El PP, pues, ha sido el primero en romper implícitamente con la Constitución, no con su letra pero sí con su espíritu, puesto que en algunos aspectos ha recuperado el programa de máximos de la derecha predemocrática en lo que a la cuestión territorial se refiere. No es de extrañar que en el País Vasco y en Cataluña los proyectos soberanistas o independentistas no cesen de ganar adeptos. La derecha española, en su versión neocentralista aznariana, ha sido primera en recuperar su programa de máximos y con ello ha abierto la veda para que lo recupere todo el mundo, cada cual el suyo. Entendemos, pues, que otro déficit de la transición fue no poder dejar bien sentado que los pueblos de España, si están unidos, que lo están, es porque quieren, no porque nadie les obligue a ello.

Creemos que, de un modo u otro, ambos problemas están relacionados. Que si el PP ha roto con el espíritu constitucional es porque, en lo más profundo, todavía no ha roto con su pasado franquista. La izquierda y los nacionalismos fueron generosos con las fuerzas políticas procedentes de la dictadura en el momento de la transición. De hecho, no tuvieron más remedio: la correlación de fuerzas era la que era, por mucho que las legitimidades democráticas fueran asimétricas. No se pudo exigir un arrepentimiento histórico a la derecha franquista y, por esto, hoy, sus herederos, en cuanto se han encontrado con una mayoría absoluta entre las manos, han sacado del armario algunos de sus peores fantasmas. Aznar empezó su asalto a la presidencia del gobierno citando de Azaña, en un gesto muy hábil, pero se va leyendo a Pío Moa, este historiador que justifica la legitimidad del Alzamiento. Toda una parábola.

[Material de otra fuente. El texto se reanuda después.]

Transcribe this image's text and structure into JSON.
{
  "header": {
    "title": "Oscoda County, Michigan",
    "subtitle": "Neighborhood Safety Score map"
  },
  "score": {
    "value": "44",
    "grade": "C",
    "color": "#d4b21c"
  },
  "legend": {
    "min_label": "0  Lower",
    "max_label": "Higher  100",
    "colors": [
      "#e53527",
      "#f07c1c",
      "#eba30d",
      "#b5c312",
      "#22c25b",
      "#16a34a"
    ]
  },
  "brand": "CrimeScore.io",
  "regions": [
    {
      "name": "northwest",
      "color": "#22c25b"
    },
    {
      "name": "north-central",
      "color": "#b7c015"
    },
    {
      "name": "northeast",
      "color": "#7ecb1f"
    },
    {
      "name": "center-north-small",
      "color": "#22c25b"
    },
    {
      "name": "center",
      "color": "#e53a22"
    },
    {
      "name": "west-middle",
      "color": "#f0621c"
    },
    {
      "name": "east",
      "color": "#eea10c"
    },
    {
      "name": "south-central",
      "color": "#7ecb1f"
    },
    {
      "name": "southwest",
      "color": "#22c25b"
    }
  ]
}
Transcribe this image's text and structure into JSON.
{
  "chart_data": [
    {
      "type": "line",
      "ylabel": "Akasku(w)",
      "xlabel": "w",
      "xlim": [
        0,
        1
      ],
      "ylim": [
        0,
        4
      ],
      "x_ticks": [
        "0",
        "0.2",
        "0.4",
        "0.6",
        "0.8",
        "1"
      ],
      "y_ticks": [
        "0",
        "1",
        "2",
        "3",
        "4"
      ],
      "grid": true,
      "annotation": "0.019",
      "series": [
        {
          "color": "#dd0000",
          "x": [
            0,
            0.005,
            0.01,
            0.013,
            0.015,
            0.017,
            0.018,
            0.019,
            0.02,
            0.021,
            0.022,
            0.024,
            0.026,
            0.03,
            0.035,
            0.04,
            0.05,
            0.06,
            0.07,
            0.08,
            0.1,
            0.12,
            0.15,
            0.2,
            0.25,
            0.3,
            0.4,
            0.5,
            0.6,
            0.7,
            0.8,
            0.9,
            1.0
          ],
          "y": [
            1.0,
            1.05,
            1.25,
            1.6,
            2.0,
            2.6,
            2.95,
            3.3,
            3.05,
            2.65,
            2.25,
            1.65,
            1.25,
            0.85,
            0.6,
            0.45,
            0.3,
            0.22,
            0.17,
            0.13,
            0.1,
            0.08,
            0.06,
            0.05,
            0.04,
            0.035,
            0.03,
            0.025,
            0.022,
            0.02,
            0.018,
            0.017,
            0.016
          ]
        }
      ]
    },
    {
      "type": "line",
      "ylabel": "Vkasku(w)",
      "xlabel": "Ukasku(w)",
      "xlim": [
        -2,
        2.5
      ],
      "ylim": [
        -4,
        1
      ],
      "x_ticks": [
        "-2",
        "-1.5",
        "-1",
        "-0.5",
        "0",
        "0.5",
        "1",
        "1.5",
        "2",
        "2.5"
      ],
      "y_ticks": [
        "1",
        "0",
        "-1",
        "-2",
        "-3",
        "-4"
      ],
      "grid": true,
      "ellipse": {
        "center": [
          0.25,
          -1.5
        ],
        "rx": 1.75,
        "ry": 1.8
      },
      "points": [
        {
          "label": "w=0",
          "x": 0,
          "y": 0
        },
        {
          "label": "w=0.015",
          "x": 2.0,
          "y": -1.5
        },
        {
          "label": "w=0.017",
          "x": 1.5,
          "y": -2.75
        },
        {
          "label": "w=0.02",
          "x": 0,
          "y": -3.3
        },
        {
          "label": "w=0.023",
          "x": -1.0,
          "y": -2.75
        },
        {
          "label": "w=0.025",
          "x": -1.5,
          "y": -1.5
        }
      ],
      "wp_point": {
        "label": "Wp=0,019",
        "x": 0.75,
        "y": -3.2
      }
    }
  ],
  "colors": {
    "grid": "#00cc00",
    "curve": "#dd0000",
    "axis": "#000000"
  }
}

Nuestra generación, crecida en democracia, no quiere seguir pagando estas hipotecas de la transición. En un acto de responsabilidad histórica del que nosotros hemos sido los mayores beneficiarios, nuestros mayores las asumieron. En un acto de responsabilidad histórica, nuestra generación debería ser capaz de levantarlas, con sosiego pero con firmeza. Porque tenemos derecho a ir purificando nuestra democracia de las peores adherencias de nuestro pasado. Y para que la falta de memoria histórica no permita a la derecha, cuando llega al poder, el desprecio impune de algunos de los elementos más válidos de nuestro espíritu constitucional.